Where the employee has insufficient net salary to pay the tax liability the employer is nevertheless required to pay over the tax and subsequently recoup it from the employee.  The Finance Act 2012 introduced a provision which enables the employer to withhold and sell shares to meet the employee’s tax liability.  As a matter of practice U.S. and U.K. plans generally contain a provision allowing for such a sale and it recommended that plans be amended to give employers this right.

In Tax Briefing 02/11 (April 2011) the Revenue allow an additional 60 days in which tax should be paid. The purpose of this extension is to provide an additional period in which the employees may dispose of sufficient shares to cover the income tax and related liabilities.

PRSI

The situation regarding PRSI  on share awards has changed quite significantly since its initial  introduction in January 2011.  The current position is:
•    No employer’s PRSI arises on share awards or options.
•    No employee’s PRSI will apply to awards exercised or allotted in 2011where the award or option was granted prior to 1 January  2011.
•    Shares awards or options granted in 2011 and exercised in 2011 are liable to employee’s PRSI.   All 2012 and later awards or exercises attract employee PRSI regardless of grant/allotment date.
•    Employee PRSI arising on share options exercised after 30th June 2012 is paid through RTSO.

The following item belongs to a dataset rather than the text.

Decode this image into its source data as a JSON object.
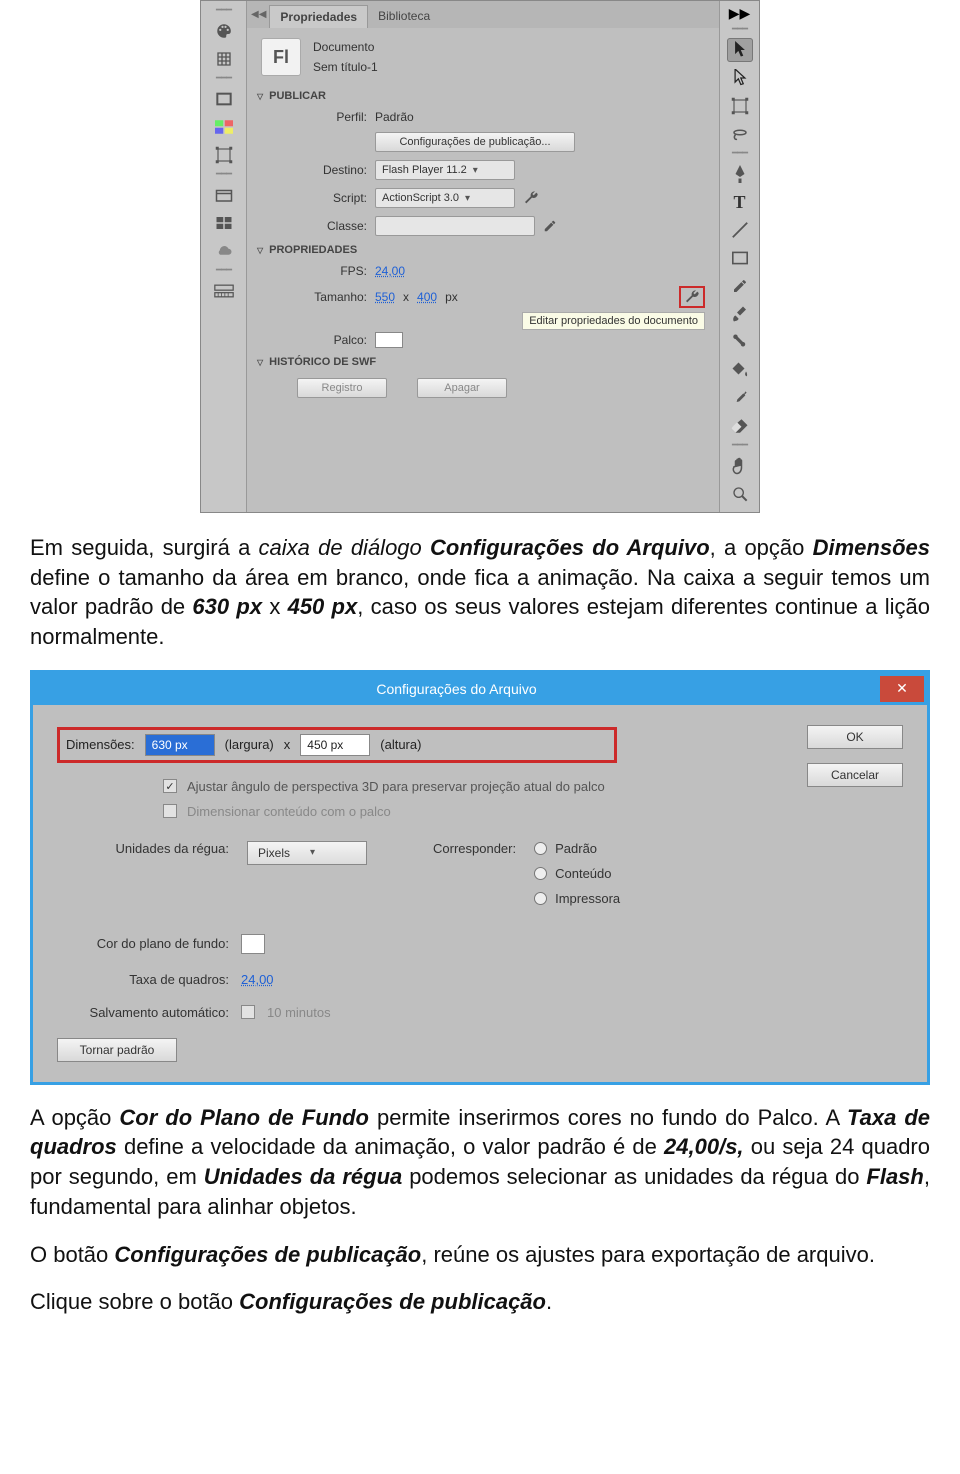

Specific issues arising from changes

For private companies share valuations, in the absence of a market in the shares, can present particular issues.  Employers are now required to use a best estimate of a shares value to calculate the income tax and other deductions required on the grant or allotment of a share.  There are different share valuation methods and the Revenue have accepted that there is no one correct method of share valuation.  Tax Briefing 02/11 states “Where a bona fide ‘best estimate’ is used and documented to show that all reasonable efforts were made to determine the taxable benefit for a tax year, the employer will not be required to make any adjustments after the end of the tax year.”

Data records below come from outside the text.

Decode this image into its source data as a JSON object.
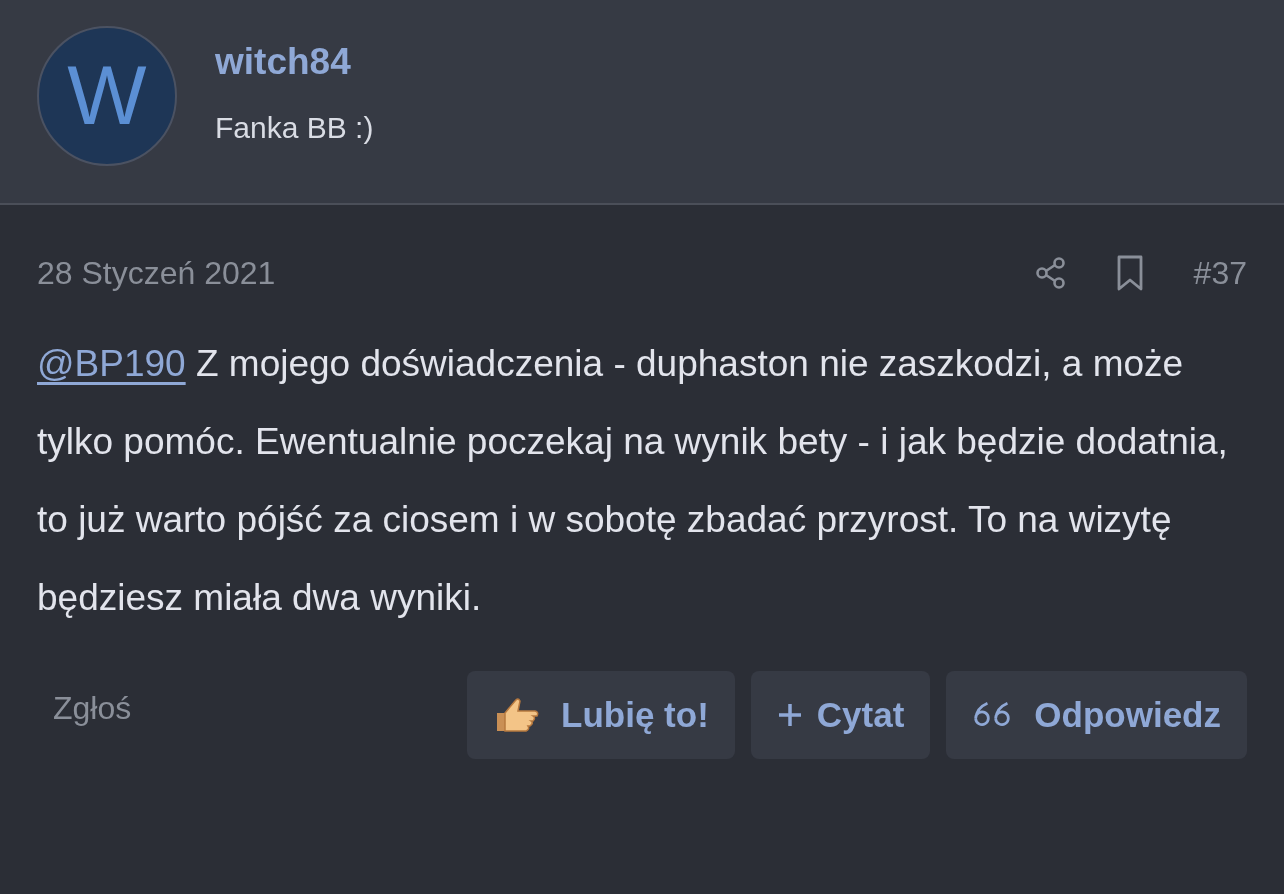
{
  "author": {
    "avatar_letter": "W",
    "name": "witch84",
    "subtitle": "Fanka BB :)"
  },
  "post": {
    "date": "28 Styczeń 2021",
    "number": "#37",
    "mention": "@BP190",
    "text": "Z mojego doświadczenia - duphaston nie zaszkodzi, a może tylko pomóc. Ewentualnie poczekaj na wynik bety - i jak będzie dodatnia, to już warto pójść za ciosem i w sobotę zbadać przyrost. To na wizytę będziesz miała dwa wyniki."
  },
  "report": "Zgłoś",
  "buttons": [
    {
      "kind": "like",
      "label": "Lubię to!"
    },
    {
      "kind": "quote",
      "label": "Cytat"
    },
    {
      "kind": "reply",
      "label": "Odpowiedz"
    }
  ]
}
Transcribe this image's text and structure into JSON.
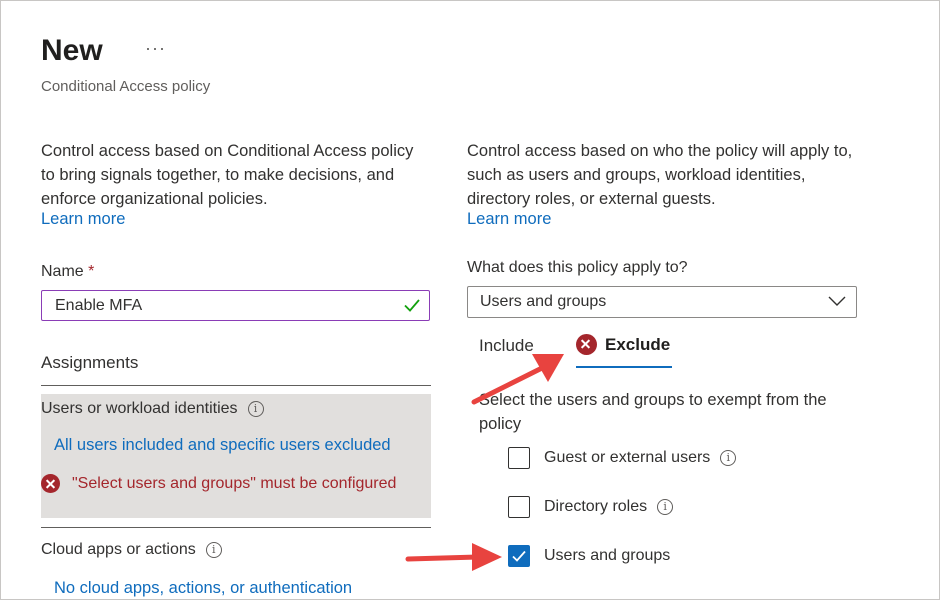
{
  "header": {
    "title": "New",
    "more_glyph": "···",
    "subtitle": "Conditional Access policy"
  },
  "left": {
    "description": "Control access based on Conditional Access policy to bring signals together, to make decisions, and enforce organizational policies.",
    "learn_more": "Learn more",
    "name_label": "Name",
    "required_mark": "*",
    "name_value": "Enable MFA",
    "assignments_heading": "Assignments",
    "users_title": "Users or workload identities",
    "users_summary": "All users included and specific users excluded",
    "users_error": "\"Select users and groups\" must be configured",
    "cloud_title": "Cloud apps or actions",
    "cloud_summary": "No cloud apps, actions, or authentication"
  },
  "right": {
    "description": "Control access based on who the policy will apply to, such as users and groups, workload identities, directory roles, or external guests.",
    "learn_more": "Learn more",
    "apply_label": "What does this policy apply to?",
    "apply_value": "Users and groups",
    "tabs": [
      {
        "label": "Include",
        "active": false
      },
      {
        "label": "Exclude",
        "active": true
      }
    ],
    "exempt_text": "Select the users and groups to exempt from the policy",
    "options": [
      {
        "label": "Guest or external users",
        "checked": false,
        "info": true
      },
      {
        "label": "Directory roles",
        "checked": false,
        "info": true
      },
      {
        "label": "Users and groups",
        "checked": true,
        "info": false
      }
    ]
  },
  "colors": {
    "accent": "#0f6cbd",
    "error": "#a4262c",
    "annotation_arrow": "#e8433f",
    "input_focus": "#8a3db6",
    "valid_check": "#13a10e"
  }
}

For international assignees coming to Ireland care should be taken to ensure a senior executive is not transferred at a time when a large share entitlement attributable to employment activities exercised outside of Ireland, vests or settles. Where this is likely to occur it should be investigated to see if vesting can be structured in such a way so that no Irish tax liability is created.   Tax equalisation programs that apply to share incentives could significantly increase the cost to the company of moving an employee to Ireland when a 52% marginal tax rate is taken into account.  SARP may also have relevance here.

Tax efficient arrangements

The extension of PRSI, introduction of the USC and a marginal income tax rate of 41% now gives a marginal tax rate of 52% on share awards. There is a significant difference in the capital gains tax rate (currently 33%) and a 52% income tax rate.  This has seen an increase in firms (private and public) looking at tax efficient share plans which would tax any profits on share disposal as a capital gain as opposed to income. The aim of such plans is that the employee holds the share while it increases in value and that this increase, on a sale, is liable to CGT and not income tax.  The downside is that the allotment of the share to the employee/executive triggers an income tax liability.

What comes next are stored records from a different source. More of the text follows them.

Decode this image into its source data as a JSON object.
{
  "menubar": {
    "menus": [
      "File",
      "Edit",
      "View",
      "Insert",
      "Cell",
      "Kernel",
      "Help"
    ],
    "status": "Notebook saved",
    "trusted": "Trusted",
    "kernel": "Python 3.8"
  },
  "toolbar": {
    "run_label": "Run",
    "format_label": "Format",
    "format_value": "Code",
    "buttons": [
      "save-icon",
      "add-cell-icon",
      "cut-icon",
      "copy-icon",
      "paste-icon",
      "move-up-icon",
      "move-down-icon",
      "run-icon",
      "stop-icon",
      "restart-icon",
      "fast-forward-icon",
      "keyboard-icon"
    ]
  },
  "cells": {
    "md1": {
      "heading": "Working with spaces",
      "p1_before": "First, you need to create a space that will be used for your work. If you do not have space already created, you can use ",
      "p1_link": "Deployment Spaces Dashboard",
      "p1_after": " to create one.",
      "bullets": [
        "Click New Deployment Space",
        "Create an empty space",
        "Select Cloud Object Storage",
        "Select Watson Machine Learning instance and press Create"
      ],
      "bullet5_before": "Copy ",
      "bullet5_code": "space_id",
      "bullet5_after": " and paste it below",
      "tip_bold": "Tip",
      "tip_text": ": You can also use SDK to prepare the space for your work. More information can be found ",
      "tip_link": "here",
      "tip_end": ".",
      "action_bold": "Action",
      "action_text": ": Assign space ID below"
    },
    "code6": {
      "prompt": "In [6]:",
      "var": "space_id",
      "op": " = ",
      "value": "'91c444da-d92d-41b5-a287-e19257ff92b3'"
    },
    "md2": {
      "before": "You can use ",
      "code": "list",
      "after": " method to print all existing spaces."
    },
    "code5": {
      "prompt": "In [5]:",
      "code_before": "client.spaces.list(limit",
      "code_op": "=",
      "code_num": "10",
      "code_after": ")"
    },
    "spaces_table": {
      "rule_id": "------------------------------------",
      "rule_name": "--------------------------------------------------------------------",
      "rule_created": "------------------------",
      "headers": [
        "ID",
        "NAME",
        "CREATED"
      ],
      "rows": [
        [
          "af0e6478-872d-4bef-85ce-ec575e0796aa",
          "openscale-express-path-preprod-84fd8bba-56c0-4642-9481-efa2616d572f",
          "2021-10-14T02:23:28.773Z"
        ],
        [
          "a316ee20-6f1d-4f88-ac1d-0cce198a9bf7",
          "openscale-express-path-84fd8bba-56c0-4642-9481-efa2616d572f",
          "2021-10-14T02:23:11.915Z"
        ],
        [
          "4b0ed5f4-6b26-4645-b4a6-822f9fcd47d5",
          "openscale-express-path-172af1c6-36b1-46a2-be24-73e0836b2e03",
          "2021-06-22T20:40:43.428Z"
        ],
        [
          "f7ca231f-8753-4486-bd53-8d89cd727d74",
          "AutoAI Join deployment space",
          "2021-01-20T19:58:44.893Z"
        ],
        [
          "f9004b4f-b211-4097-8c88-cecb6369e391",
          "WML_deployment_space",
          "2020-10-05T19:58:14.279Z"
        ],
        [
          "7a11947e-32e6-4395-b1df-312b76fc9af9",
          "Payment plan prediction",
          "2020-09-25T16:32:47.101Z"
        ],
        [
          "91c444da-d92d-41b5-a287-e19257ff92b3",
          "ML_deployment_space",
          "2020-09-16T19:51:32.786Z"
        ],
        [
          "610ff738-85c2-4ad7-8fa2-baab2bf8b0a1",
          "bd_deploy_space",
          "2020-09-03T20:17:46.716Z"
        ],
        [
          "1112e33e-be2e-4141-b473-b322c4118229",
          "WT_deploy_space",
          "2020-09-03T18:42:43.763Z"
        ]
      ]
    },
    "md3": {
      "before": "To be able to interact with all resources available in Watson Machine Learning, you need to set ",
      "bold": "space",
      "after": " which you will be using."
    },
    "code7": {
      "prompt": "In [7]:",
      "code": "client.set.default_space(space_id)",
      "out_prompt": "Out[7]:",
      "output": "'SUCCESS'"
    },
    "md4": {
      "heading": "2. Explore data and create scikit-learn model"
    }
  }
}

In order to substantially reduce the income tax liability on the allotment of shares to employees a restricted share or “clog” scheme can be used.  This involves an agreement between the employee and the company whereby the employee agrees not to dispose of the share for a period of between 1 and 5 years.

For example, where it is agreed that the share will be held, and not sold, for more than 1 year a reduction of 10% of the taxable value is allowed.  This reduction in taxable value increases to 60% where the share is required to be held for a period of greater than 5 years. This scheme does not require Revenue approval and can be structured with existing restricted stock arrangements.

Conclusion

In conclusion, the extension of the PAYE system to share awards should not result in any additional cost for the employer provided the correct procedures and protocols are in place.   Existing arrangements should be reviewed to see if a greater level of  tax efficiency can be achieved.